Generally, when the top annotation which summarises mean enrichment across
genes is also added to the heatmap, ordering genes by enriched scores is
not recommended because it provides redundant information as the top enriched
annotation, and on the other hand, it fails to reveal spatial clusters as
other two methods.
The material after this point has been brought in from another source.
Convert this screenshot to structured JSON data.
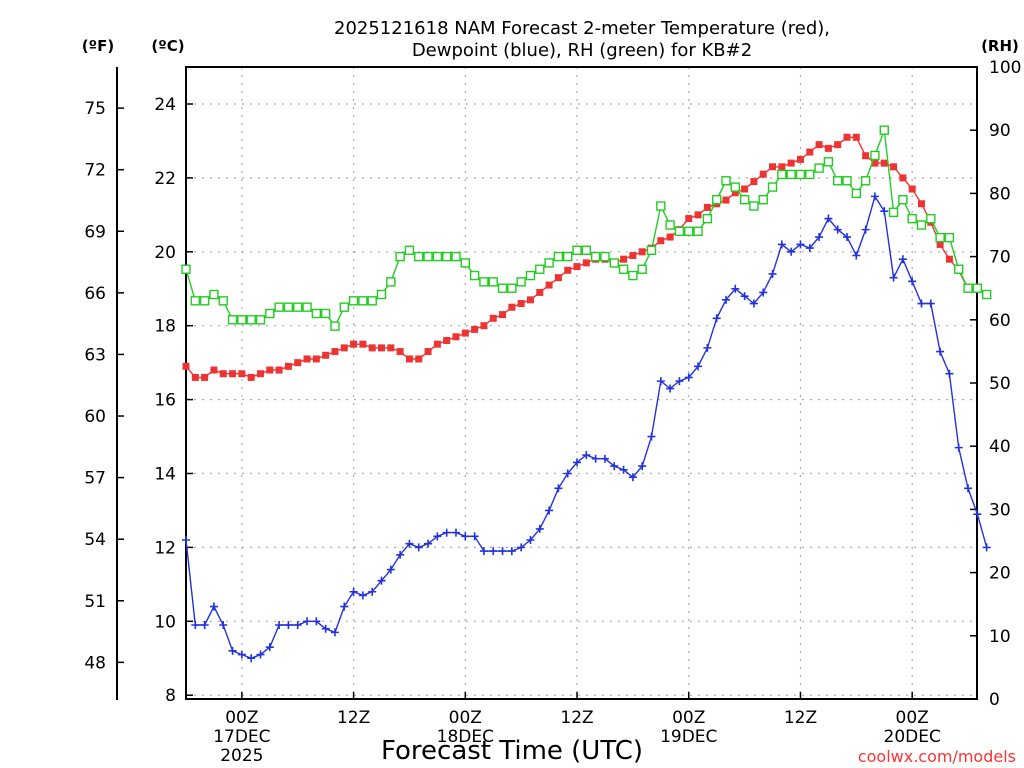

Hierarchal clustering with Euclidean distance is good at
clustering enrichment patterns, but since it does not take column order into
account, thus, it still can be possible that two spatially close clusters are
far separated in the heatmap. By using closeness distance, it clearly sorts
and clusters the enrichment patterns.

The row order, clustering method, distance method can all be self-adjusted by
`row_order`, `cluster_rows`, `clustering_method_rows`,
`clustering_distance_rows` arguments in `EnrichedHeamtap()`
function. For how to properly set values for these arguments, users can go to
the help page of `EnrichedHeatmap()` or `Heatmap()` function.